負債の多い中小企業などの会社経営者が死んでしまった場合に、相続人に負債が残ってしまうと言うことはよくあるケースだ。

もちろん、相続放棄をすると相続人に負債を背負わせることもないが、半面何も遺してあげることもできない。

お葬式の費用でさえ、遺してあげることも難しくなってしまう。そのような場合に、何とかして、少しでもお金を遺してあげることはできないものかと考える経営者もいるだろう。

生命保険の死亡保険金は相続財産ではない

このような時に活用できるのが、生命保険だ。

詳しくは後述するが、生命保険の死亡保険金は、相続財産ではなく「受取人固有の財産」とされる。そのため、相続財産とはならず、たとえ相続放棄をした場合でも、死亡保険金の受け取りができなくなることもない。

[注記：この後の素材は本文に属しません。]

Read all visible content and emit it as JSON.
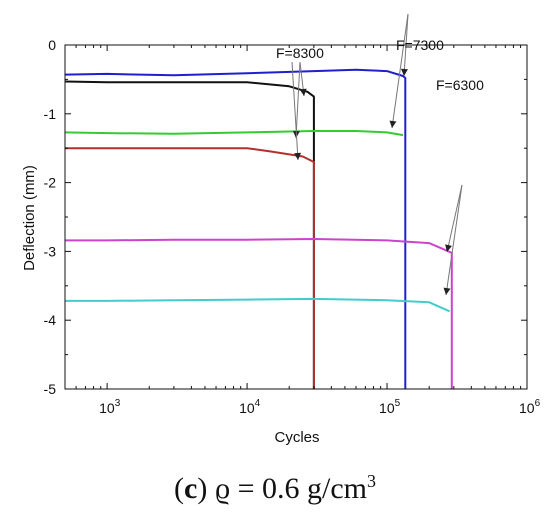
{
  "chart_data": {
    "type": "line",
    "xlabel": "Cycles",
    "ylabel": "Deflection (mm)",
    "xscale": "log",
    "xlim": [
      500,
      1000000
    ],
    "ylim": [
      -5,
      0
    ],
    "yticks": [
      "0",
      "-1",
      "-2",
      "-3",
      "-4",
      "-5"
    ],
    "xticks": [
      {
        "base": "10",
        "exp": "3",
        "value": 1000
      },
      {
        "base": "10",
        "exp": "4",
        "value": 10000
      },
      {
        "base": "10",
        "exp": "5",
        "value": 100000
      },
      {
        "base": "10",
        "exp": "6",
        "value": 1000000
      }
    ],
    "annotations": [
      "F=8300",
      "F=7300",
      "F=6300"
    ],
    "series": [
      {
        "color": "#1f1fcf",
        "x": [
          500,
          1000,
          3000,
          10000,
          30000,
          60000,
          100000,
          130000,
          135000,
          135000
        ],
        "y": [
          -0.43,
          -0.42,
          -0.44,
          -0.41,
          -0.38,
          -0.36,
          -0.38,
          -0.45,
          -0.48,
          -5
        ]
      },
      {
        "color": "#111111",
        "x": [
          500,
          1000,
          3000,
          10000,
          20000,
          27000,
          30000,
          30000
        ],
        "y": [
          -0.53,
          -0.54,
          -0.54,
          -0.54,
          -0.6,
          -0.68,
          -0.75,
          -5
        ]
      },
      {
        "color": "#33cc33",
        "x": [
          500,
          1000,
          3000,
          10000,
          30000,
          60000,
          100000,
          130000
        ],
        "y": [
          -1.27,
          -1.28,
          -1.29,
          -1.27,
          -1.25,
          -1.25,
          -1.27,
          -1.31
        ]
      },
      {
        "color": "#b3302a",
        "x": [
          500,
          1000,
          3000,
          10000,
          15000,
          25000,
          30000,
          30000
        ],
        "y": [
          -1.5,
          -1.5,
          -1.5,
          -1.5,
          -1.55,
          -1.62,
          -1.7,
          -5
        ]
      },
      {
        "color": "#cc44cc",
        "x": [
          500,
          1000,
          3000,
          10000,
          30000,
          100000,
          200000,
          290000,
          290000
        ],
        "y": [
          -2.84,
          -2.84,
          -2.83,
          -2.83,
          -2.82,
          -2.84,
          -2.88,
          -3.02,
          -5
        ]
      },
      {
        "color": "#44cccc",
        "x": [
          500,
          1000,
          3000,
          10000,
          30000,
          100000,
          200000,
          280000
        ],
        "y": [
          -3.72,
          -3.72,
          -3.71,
          -3.7,
          -3.69,
          -3.71,
          -3.74,
          -3.87
        ]
      }
    ]
  },
  "caption": {
    "label": "c",
    "formula": "ϱ = 0.6 g/cm",
    "exponent": "3"
  }
}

債務放棄ができて、死亡保険金の現金のみ受け取れるというわけだ。

生命保険と相続放棄の関係

より詳しく考えてみよう。

資産よりも負債を多く抱える人が亡くなた場合、相続人は負債を背負わないように(相続しないように)するために、相続放棄を選択する場合も多いだろう。

その場合、相続開始を知ったときから3ヵ月以内に家庭裁判所へ必要な書類と一緒に申し述べる必要があるが、被相続人の権利や義務を一切受け継がない「相続放棄」を選択することが可能となる。

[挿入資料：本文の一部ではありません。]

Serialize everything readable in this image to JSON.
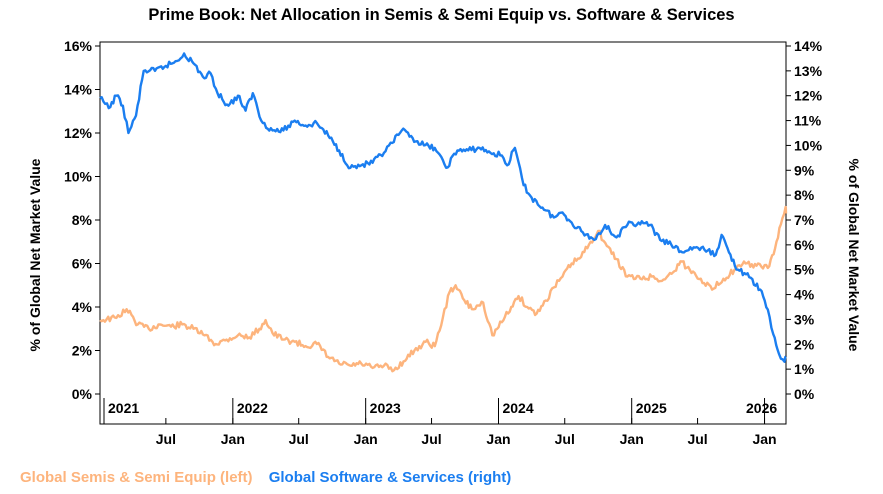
{
  "chart_data": {
    "type": "line",
    "title": "Prime Book: Net Allocation in Semis & Semi Equip vs. Software & Services",
    "y_left_label": "% of Global Net Market Value",
    "y_right_label": "% of Global Net Market Value",
    "y_left_ticks": [
      "0%",
      "2%",
      "4%",
      "6%",
      "8%",
      "10%",
      "12%",
      "14%",
      "16%"
    ],
    "y_right_ticks": [
      "0%",
      "1%",
      "2%",
      "3%",
      "4%",
      "5%",
      "6%",
      "7%",
      "8%",
      "9%",
      "10%",
      "11%",
      "12%",
      "13%",
      "14%"
    ],
    "ylim_left": [
      0,
      16
    ],
    "ylim_right": [
      0,
      14
    ],
    "x_range": [
      "2021-01-01",
      "2026-03-01"
    ],
    "year_labels": [
      {
        "date": "2021-01-01",
        "label": "2021"
      },
      {
        "date": "2022-01-01",
        "label": "2022"
      },
      {
        "date": "2023-01-01",
        "label": "2023"
      },
      {
        "date": "2024-01-01",
        "label": "2024"
      },
      {
        "date": "2025-01-01",
        "label": "2025"
      },
      {
        "date": "2026-01-01",
        "label": "2026"
      }
    ],
    "month_labels": [
      {
        "date": "2021-07-01",
        "label": "Jul"
      },
      {
        "date": "2022-01-01",
        "label": "Jan"
      },
      {
        "date": "2022-07-01",
        "label": "Jul"
      },
      {
        "date": "2023-01-01",
        "label": "Jan"
      },
      {
        "date": "2023-07-01",
        "label": "Jul"
      },
      {
        "date": "2024-01-01",
        "label": "Jan"
      },
      {
        "date": "2024-07-01",
        "label": "Jul"
      },
      {
        "date": "2025-01-01",
        "label": "Jan"
      },
      {
        "date": "2025-07-01",
        "label": "Jul"
      },
      {
        "date": "2026-01-01",
        "label": "Jan"
      }
    ],
    "legend_placement": "bottom-left",
    "series": [
      {
        "name": "Global Semis & Semi Equip (left)",
        "axis": "left",
        "color": "#fdb47d",
        "points": [
          [
            "2021-01-01",
            3.4
          ],
          [
            "2021-02-15",
            3.5
          ],
          [
            "2021-03-15",
            3.9
          ],
          [
            "2021-04-15",
            3.2
          ],
          [
            "2021-05-15",
            3.0
          ],
          [
            "2021-06-15",
            3.2
          ],
          [
            "2021-07-15",
            3.1
          ],
          [
            "2021-08-15",
            3.2
          ],
          [
            "2021-09-15",
            3.0
          ],
          [
            "2021-10-15",
            2.7
          ],
          [
            "2021-11-15",
            2.3
          ],
          [
            "2021-12-15",
            2.5
          ],
          [
            "2022-01-15",
            2.7
          ],
          [
            "2022-02-15",
            2.6
          ],
          [
            "2022-03-15",
            3.0
          ],
          [
            "2022-04-01",
            3.4
          ],
          [
            "2022-04-20",
            2.8
          ],
          [
            "2022-05-20",
            2.5
          ],
          [
            "2022-06-20",
            2.4
          ],
          [
            "2022-07-20",
            2.2
          ],
          [
            "2022-08-20",
            2.3
          ],
          [
            "2022-09-20",
            1.7
          ],
          [
            "2022-10-20",
            1.4
          ],
          [
            "2022-11-20",
            1.3
          ],
          [
            "2022-12-20",
            1.4
          ],
          [
            "2023-01-20",
            1.2
          ],
          [
            "2023-02-20",
            1.3
          ],
          [
            "2023-03-20",
            1.1
          ],
          [
            "2023-04-15",
            1.5
          ],
          [
            "2023-05-15",
            2.0
          ],
          [
            "2023-06-15",
            2.4
          ],
          [
            "2023-07-10",
            2.2
          ],
          [
            "2023-08-01",
            3.5
          ],
          [
            "2023-08-20",
            4.7
          ],
          [
            "2023-09-05",
            5.0
          ],
          [
            "2023-09-25",
            4.4
          ],
          [
            "2023-10-20",
            3.9
          ],
          [
            "2023-11-20",
            4.2
          ],
          [
            "2023-12-15",
            2.7
          ],
          [
            "2024-01-10",
            3.3
          ],
          [
            "2024-02-05",
            4.0
          ],
          [
            "2024-02-25",
            4.5
          ],
          [
            "2024-03-20",
            4.0
          ],
          [
            "2024-04-15",
            3.7
          ],
          [
            "2024-05-10",
            4.3
          ],
          [
            "2024-06-01",
            4.9
          ],
          [
            "2024-06-25",
            5.4
          ],
          [
            "2024-07-20",
            6.0
          ],
          [
            "2024-08-15",
            6.3
          ],
          [
            "2024-09-10",
            7.0
          ],
          [
            "2024-10-01",
            7.5
          ],
          [
            "2024-10-25",
            6.8
          ],
          [
            "2024-11-20",
            6.2
          ],
          [
            "2024-12-20",
            5.4
          ],
          [
            "2025-01-25",
            5.3
          ],
          [
            "2025-02-25",
            5.4
          ],
          [
            "2025-03-25",
            5.2
          ],
          [
            "2025-04-25",
            5.6
          ],
          [
            "2025-05-15",
            6.1
          ],
          [
            "2025-06-10",
            5.7
          ],
          [
            "2025-07-10",
            5.3
          ],
          [
            "2025-08-10",
            4.8
          ],
          [
            "2025-09-10",
            5.3
          ],
          [
            "2025-10-10",
            5.7
          ],
          [
            "2025-11-10",
            6.0
          ],
          [
            "2025-12-10",
            5.9
          ],
          [
            "2026-01-10",
            5.8
          ],
          [
            "2026-01-30",
            6.7
          ],
          [
            "2026-02-15",
            7.8
          ],
          [
            "2026-02-28",
            8.6
          ],
          [
            "2026-03-01",
            8.3
          ]
        ]
      },
      {
        "name": "Global Software & Services (right)",
        "axis": "right",
        "color": "#1b7ef0",
        "points": [
          [
            "2021-01-01",
            11.9
          ],
          [
            "2021-01-25",
            11.5
          ],
          [
            "2021-02-15",
            12.0
          ],
          [
            "2021-03-05",
            11.6
          ],
          [
            "2021-03-20",
            10.5
          ],
          [
            "2021-04-10",
            11.2
          ],
          [
            "2021-05-01",
            13.0
          ],
          [
            "2021-06-01",
            13.0
          ],
          [
            "2021-07-01",
            13.2
          ],
          [
            "2021-08-01",
            13.4
          ],
          [
            "2021-08-20",
            13.7
          ],
          [
            "2021-09-15",
            13.3
          ],
          [
            "2021-10-15",
            12.7
          ],
          [
            "2021-11-01",
            12.9
          ],
          [
            "2021-11-20",
            12.1
          ],
          [
            "2021-12-20",
            11.6
          ],
          [
            "2022-01-15",
            12.0
          ],
          [
            "2022-02-05",
            11.4
          ],
          [
            "2022-02-25",
            12.1
          ],
          [
            "2022-03-20",
            11.0
          ],
          [
            "2022-04-20",
            10.6
          ],
          [
            "2022-05-20",
            10.6
          ],
          [
            "2022-06-20",
            11.0
          ],
          [
            "2022-07-20",
            10.8
          ],
          [
            "2022-08-20",
            10.9
          ],
          [
            "2022-09-20",
            10.4
          ],
          [
            "2022-10-20",
            9.8
          ],
          [
            "2022-11-20",
            9.1
          ],
          [
            "2022-12-20",
            9.2
          ],
          [
            "2023-01-20",
            9.3
          ],
          [
            "2023-02-20",
            9.7
          ],
          [
            "2023-03-15",
            10.1
          ],
          [
            "2023-04-10",
            10.6
          ],
          [
            "2023-05-10",
            10.3
          ],
          [
            "2023-06-10",
            10.0
          ],
          [
            "2023-07-10",
            9.9
          ],
          [
            "2023-08-10",
            9.1
          ],
          [
            "2023-09-10",
            9.8
          ],
          [
            "2023-10-10",
            9.8
          ],
          [
            "2023-11-10",
            9.9
          ],
          [
            "2023-12-10",
            9.7
          ],
          [
            "2024-01-10",
            9.6
          ],
          [
            "2024-01-25",
            9.2
          ],
          [
            "2024-02-15",
            9.9
          ],
          [
            "2024-03-10",
            8.4
          ],
          [
            "2024-04-01",
            7.9
          ],
          [
            "2024-05-01",
            7.5
          ],
          [
            "2024-06-01",
            7.1
          ],
          [
            "2024-06-25",
            7.3
          ],
          [
            "2024-07-20",
            6.9
          ],
          [
            "2024-08-20",
            6.5
          ],
          [
            "2024-09-20",
            6.2
          ],
          [
            "2024-10-20",
            6.8
          ],
          [
            "2024-11-20",
            6.3
          ],
          [
            "2024-12-20",
            6.8
          ],
          [
            "2025-01-20",
            6.9
          ],
          [
            "2025-02-20",
            6.8
          ],
          [
            "2025-03-20",
            6.2
          ],
          [
            "2025-04-20",
            6.0
          ],
          [
            "2025-05-20",
            5.7
          ],
          [
            "2025-06-20",
            5.9
          ],
          [
            "2025-07-20",
            5.8
          ],
          [
            "2025-08-20",
            5.6
          ],
          [
            "2025-09-05",
            6.4
          ],
          [
            "2025-09-25",
            5.7
          ],
          [
            "2025-10-20",
            5.0
          ],
          [
            "2025-11-20",
            4.7
          ],
          [
            "2025-12-20",
            4.2
          ],
          [
            "2026-01-10",
            3.4
          ],
          [
            "2026-01-25",
            2.4
          ],
          [
            "2026-02-10",
            1.6
          ],
          [
            "2026-02-25",
            1.3
          ],
          [
            "2026-03-01",
            1.5
          ]
        ]
      }
    ]
  }
}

さて、このような相続放棄のような場合において、生命保険の保険金を受け取った場合は、その扱いはどのようになるのだろうか?次に考えてみよう。

相続放棄をしても保険金は受け取れるのか?

まず、相続放棄をした場合でも生命保険金は受け取れるのだろうか?

それについては上記でも触れているが、もちろん問題なく生命保険の保険金を受け取ることが可能だ。それは生命保険の保険金は「受取人固有の財産」とされるからだ。

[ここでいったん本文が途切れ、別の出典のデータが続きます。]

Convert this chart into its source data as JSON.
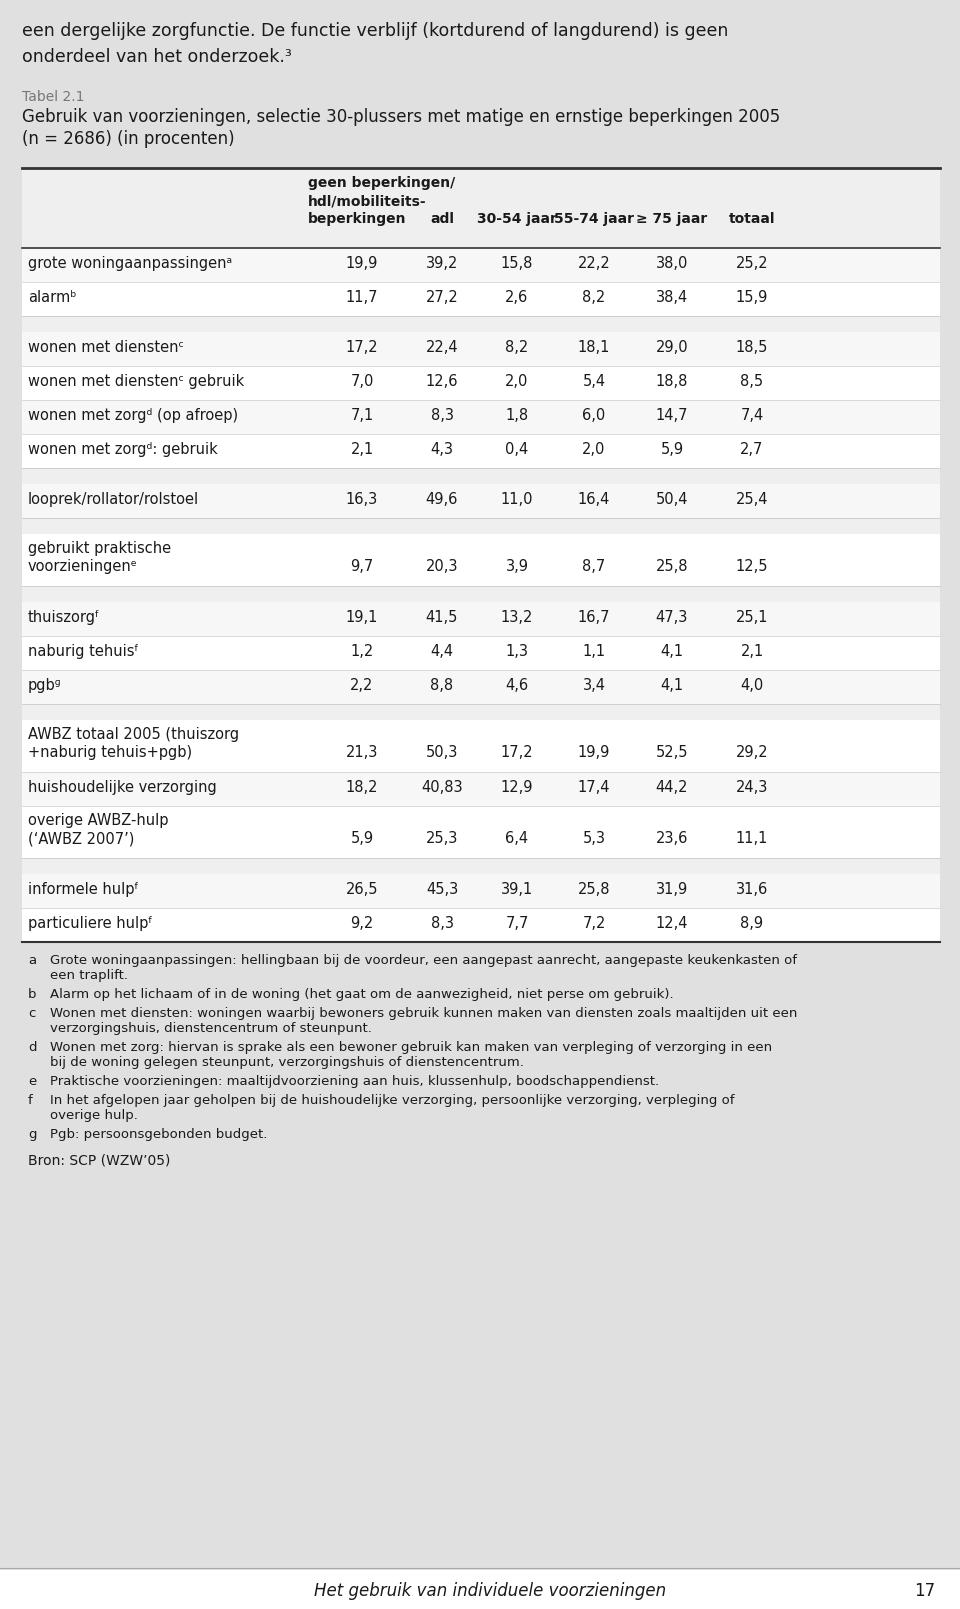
{
  "intro_text_line1": "een dergelijke zorgfunctie. De functie verblijf (kortdurend of langdurend) is geen",
  "intro_text_line2": "onderdeel van het onderzoek.³",
  "table_label": "Tabel 2.1",
  "table_title_line1": "Gebruik van voorzieningen, selectie 30-plussers met matige en ernstige beperkingen 2005",
  "table_title_line2": "(n = 2686) (in procenten)",
  "col_header_line1": "geen beperkingen/",
  "col_header_line2": "hdl/mobiliteits-",
  "col_header_line3": "beperkingen",
  "col_headers_short": [
    "adl",
    "30-54 jaar",
    "55-74 jaar",
    "≥ 75 jaar",
    "totaal"
  ],
  "rows": [
    {
      "label": "grote woningaanpassingenᵃ",
      "values": [
        "19,9",
        "39,2",
        "15,8",
        "22,2",
        "38,0",
        "25,2"
      ],
      "group": 1,
      "multiline": false
    },
    {
      "label": "alarmᵇ",
      "values": [
        "11,7",
        "27,2",
        "2,6",
        "8,2",
        "38,4",
        "15,9"
      ],
      "group": 1,
      "multiline": false
    },
    {
      "label": "wonen met dienstenᶜ",
      "values": [
        "17,2",
        "22,4",
        "8,2",
        "18,1",
        "29,0",
        "18,5"
      ],
      "group": 2,
      "multiline": false
    },
    {
      "label": "wonen met dienstenᶜ gebruik",
      "values": [
        "7,0",
        "12,6",
        "2,0",
        "5,4",
        "18,8",
        "8,5"
      ],
      "group": 2,
      "multiline": false
    },
    {
      "label": "wonen met zorgᵈ (op afroep)",
      "values": [
        "7,1",
        "8,3",
        "1,8",
        "6,0",
        "14,7",
        "7,4"
      ],
      "group": 2,
      "multiline": false
    },
    {
      "label": "wonen met zorgᵈ: gebruik",
      "values": [
        "2,1",
        "4,3",
        "0,4",
        "2,0",
        "5,9",
        "2,7"
      ],
      "group": 2,
      "multiline": false
    },
    {
      "label": "looprek/rollator/rolstoel",
      "values": [
        "16,3",
        "49,6",
        "11,0",
        "16,4",
        "50,4",
        "25,4"
      ],
      "group": 3,
      "multiline": false
    },
    {
      "label": "gebruikt praktische\nvoorzieningenᵉ",
      "values": [
        "9,7",
        "20,3",
        "3,9",
        "8,7",
        "25,8",
        "12,5"
      ],
      "group": 4,
      "multiline": true
    },
    {
      "label": "thuiszorgᶠ",
      "values": [
        "19,1",
        "41,5",
        "13,2",
        "16,7",
        "47,3",
        "25,1"
      ],
      "group": 5,
      "multiline": false
    },
    {
      "label": "naburig tehuisᶠ",
      "values": [
        "1,2",
        "4,4",
        "1,3",
        "1,1",
        "4,1",
        "2,1"
      ],
      "group": 5,
      "multiline": false
    },
    {
      "label": "pgbᶢ",
      "values": [
        "2,2",
        "8,8",
        "4,6",
        "3,4",
        "4,1",
        "4,0"
      ],
      "group": 5,
      "multiline": false
    },
    {
      "label": "AWBZ totaal 2005 (thuiszorg\n+naburig tehuis+pgb)",
      "values": [
        "21,3",
        "50,3",
        "17,2",
        "19,9",
        "52,5",
        "29,2"
      ],
      "group": 6,
      "multiline": true
    },
    {
      "label": "huishoudelijke verzorging",
      "values": [
        "18,2",
        "40,83",
        "12,9",
        "17,4",
        "44,2",
        "24,3"
      ],
      "group": 6,
      "multiline": false
    },
    {
      "label": "overige AWBZ-hulp\n(‘AWBZ 2007’)",
      "values": [
        "5,9",
        "25,3",
        "6,4",
        "5,3",
        "23,6",
        "11,1"
      ],
      "group": 6,
      "multiline": true
    },
    {
      "label": "informele hulpᶠ",
      "values": [
        "26,5",
        "45,3",
        "39,1",
        "25,8",
        "31,9",
        "31,6"
      ],
      "group": 7,
      "multiline": false
    },
    {
      "label": "particuliere hulpᶠ",
      "values": [
        "9,2",
        "8,3",
        "7,7",
        "7,2",
        "12,4",
        "8,9"
      ],
      "group": 7,
      "multiline": false
    }
  ],
  "footnotes": [
    [
      "a",
      "Grote woningaanpassingen: hellingbaan bij de voordeur, een aangepast aanrecht, aangepaste keukenkasten of een traplift."
    ],
    [
      "b",
      "Alarm op het lichaam of in de woning (het gaat om de aanwezigheid, niet perse om gebruik)."
    ],
    [
      "c",
      "Wonen met diensten: woningen waarbij bewoners gebruik kunnen maken van diensten zoals maaltijden uit een verzorgingshuis, dienstencentrum of steunpunt."
    ],
    [
      "d",
      "Wonen met zorg: hiervan is sprake als een bewoner gebruik kan maken van verpleging of verzorging in een bij de woning gelegen steunpunt, verzorgingshuis of dienstencentrum."
    ],
    [
      "e",
      "Praktische voorzieningen: maaltijdvoorziening aan huis, klussenhulp, boodschappendienst."
    ],
    [
      "f",
      "In het afgelopen jaar geholpen bij de huishoudelijke verzorging, persoonlijke verzorging, verpleging of overige hulp."
    ],
    [
      "g",
      "Pgb: persoonsgebonden budget."
    ]
  ],
  "source": "Bron: SCP (WZW’05)",
  "footer_text": "Het gebruik van individuele voorzieningen",
  "footer_page": "17",
  "page_bg": "#e0e0e0",
  "table_bg_white": "#ffffff",
  "table_bg_gray": "#ebebeb",
  "header_bg": "#e8e8e8",
  "dark_line": "#333333",
  "light_line": "#cccccc",
  "text_dark": "#1a1a1a",
  "text_gray": "#777777"
}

したがって、受け取った保険金は原則としてほかの相続人との間において遺産分割協議の対象財産にもならない。生命保険金受取人の(固有の)財産なのだ。

受け取った保険金は相続税の課税対象となるか?

はたして、相続放棄を行った場合でも受け取った生命保険金について相続税の課税対象となるのだろうか?

これについては、課税対象となるというのが正しい。

相続しようが、相続放棄しようが、保険金は課税対象財産である。生命保険金は先ほど書いたように受取人固有の財産として通常の相続財産とは異なるため、「みなし相続財産」と呼ばれている。

その「みなし相続財産」として、通常の相続財産と同様に相続税を計算するのだ。

相続放棄をして生命保険金を受け取る際に注意すべきこと

相続放棄をして生命保険金を受け取った場合の相続税計算において、注意しておく点もあるので最後に触れておこう。それは以下の点だ。

  • 「生命保険金の非課税限度額」については、相続放棄した場合は適用されない。
  • 相続税の基礎控除と配偶者控除については適用される。(相続放棄しなかった場合の計算と同じ)

課税対象となるみなし相続財産(生命保険金)に対して上記の点を踏まえて相続税額を計算し、その相続税額を納める必要があるだろう。

その他、不動産などの資産は生前贈与しておくのも手

可能であればであるが、このような場合保険を活用する方法に加えて、生前贈与が可能なものについては、生前贈与しておくのも一つの手だ。

相続放棄を行うことが前提ではあるが、それらを実行する際に放棄するものが、出来る限り負債のみであることが望ましく、そのために生命保険や生前贈与を上手に活用するとよいだろう。